AIPHES / emnlp19-moverscore

MoverScore: Text Generation Evaluating with Contextualized Embeddings and Earth Mover Distance
MIT License
192 stars 31 forks source link

Additionnal Datasets? #16

Open PierreColombo opened 3 years ago

PierreColombo commented 3 years ago

Hello, Thanks for your work ! Do you have the code for the two other datasets : BAGEL and SFHOTEL ? Kindest regards :0

andyweizhao commented 3 years ago

Hello Pierre,

Thanks a lot for your interest! I'd like to sort out the code on BAGEL and SFHOTEL in my free time.
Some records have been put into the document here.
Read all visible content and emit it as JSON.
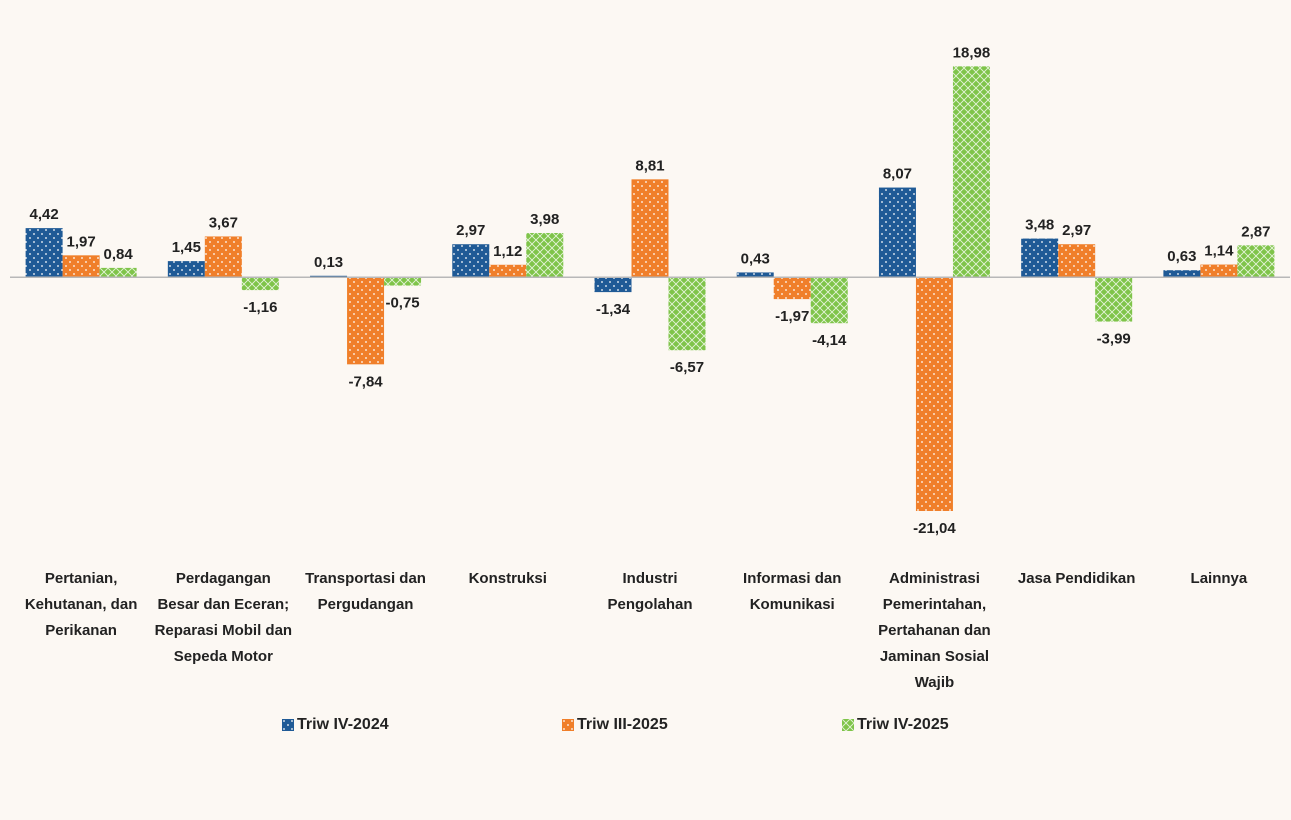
{
  "chart_data": {
    "type": "bar",
    "categories": [
      "Pertanian, Kehutanan, dan Perikanan",
      "Perdagangan Besar dan Eceran; Reparasi Mobil dan Sepeda Motor",
      "Transportasi dan Pergudangan",
      "Konstruksi",
      "Industri Pengolahan",
      "Informasi dan Komunikasi",
      "Administrasi Pemerintahan, Pertahanan dan Jaminan Sosial Wajib",
      "Jasa Pendidikan",
      "Lainnya"
    ],
    "series": [
      {
        "name": "Triw IV-2024",
        "color": "#1f5a96",
        "pattern": "dots",
        "values": [
          4.42,
          1.45,
          0.13,
          2.97,
          -1.34,
          0.43,
          8.07,
          3.48,
          0.63
        ],
        "value_labels": [
          "4,42",
          "1,45",
          "0,13",
          "2,97",
          "-1,34",
          "0,43",
          "8,07",
          "3,48",
          "0,63"
        ]
      },
      {
        "name": "Triw III-2025",
        "color": "#f07f2a",
        "pattern": "dots",
        "values": [
          1.97,
          3.67,
          -7.84,
          1.12,
          8.81,
          -1.97,
          -21.04,
          2.97,
          1.14
        ],
        "value_labels": [
          "1,97",
          "3,67",
          "-7,84",
          "1,12",
          "8,81",
          "-1,97",
          "-21,04",
          "2,97",
          "1,14"
        ]
      },
      {
        "name": "Triw IV-2025",
        "color": "#7fc44a",
        "pattern": "crosshatch",
        "values": [
          0.84,
          -1.16,
          -0.75,
          3.98,
          -6.57,
          -4.14,
          18.98,
          -3.99,
          2.87
        ],
        "value_labels": [
          "0,84",
          "-1,16",
          "-0,75",
          "3,98",
          "-6,57",
          "-4,14",
          "18,98",
          "-3,99",
          "2,87"
        ]
      }
    ],
    "ylim": [
      -25,
      20
    ],
    "legend": "bottom"
  }
}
Meanwhile, you could check the datasets in https://github.com/jeknov/EMNLP_17_submission and run moverscore on them easily :-)
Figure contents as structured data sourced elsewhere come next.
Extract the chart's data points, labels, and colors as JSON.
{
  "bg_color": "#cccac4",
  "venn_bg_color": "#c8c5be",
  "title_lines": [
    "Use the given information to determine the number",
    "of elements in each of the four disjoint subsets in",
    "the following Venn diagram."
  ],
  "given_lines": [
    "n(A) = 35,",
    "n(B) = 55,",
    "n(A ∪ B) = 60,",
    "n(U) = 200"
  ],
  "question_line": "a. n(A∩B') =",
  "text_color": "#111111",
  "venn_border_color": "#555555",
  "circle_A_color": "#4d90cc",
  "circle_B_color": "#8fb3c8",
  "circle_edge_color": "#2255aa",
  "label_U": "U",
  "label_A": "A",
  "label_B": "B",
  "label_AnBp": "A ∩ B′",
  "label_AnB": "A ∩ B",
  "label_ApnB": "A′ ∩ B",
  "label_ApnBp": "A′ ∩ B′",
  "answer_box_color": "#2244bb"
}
PierreColombo commented 3 years ago

:) many thanks for your reply :0 for correlation on the datasets do you consider an average of the 3 annotors for correlation ? or the median value ? (i obtain very low correlations arround 0.04 for quality for instance)

PierreColombo commented 3 years ago

Hello can you help me with coco ? where did you get the data? It is mentionned 5k images where the val set has 40k images :)

PierreColombo commented 3 years ago

I seems that the official split is no longuer available however you report results on the official split for instance METEOR. How do you sample the 5k images?

andyweizhao commented 3 years ago

@PierreColombo

We follow the setup in the paper to report the results on MSCOCO. First, you need to download the system captions in the link, generated by participating teams. In the MSCOCO leaderboard, you could find human scores at system-level, e.g., M1-M5 scores. Next, you measure metric scores between system and reference captions and average these instance-level scores over all instances to obtain system-level scores. Lastly, you compute system-level correlation between system-level metric and human scores.

Note that the M1-M5 human scores are reported in the test set, however, we use the metric scores in the validation sets b/c human scores in the test set are not released), which causes the mismatch of metric and human scores (See the discussion in https://arxiv.org/abs/1806.06422).

Hope this could help.

PierreColombo commented 3 years ago

Hello, Thanks for your reply :) but the val set contains 40k images and in your paper 5k is mentionned. Did you use 5k or the full 40K?

andyweizhao commented 3 years ago

The results are reported on the full validation set (40k). Apologies for accidentally obscuring the setup in the paper.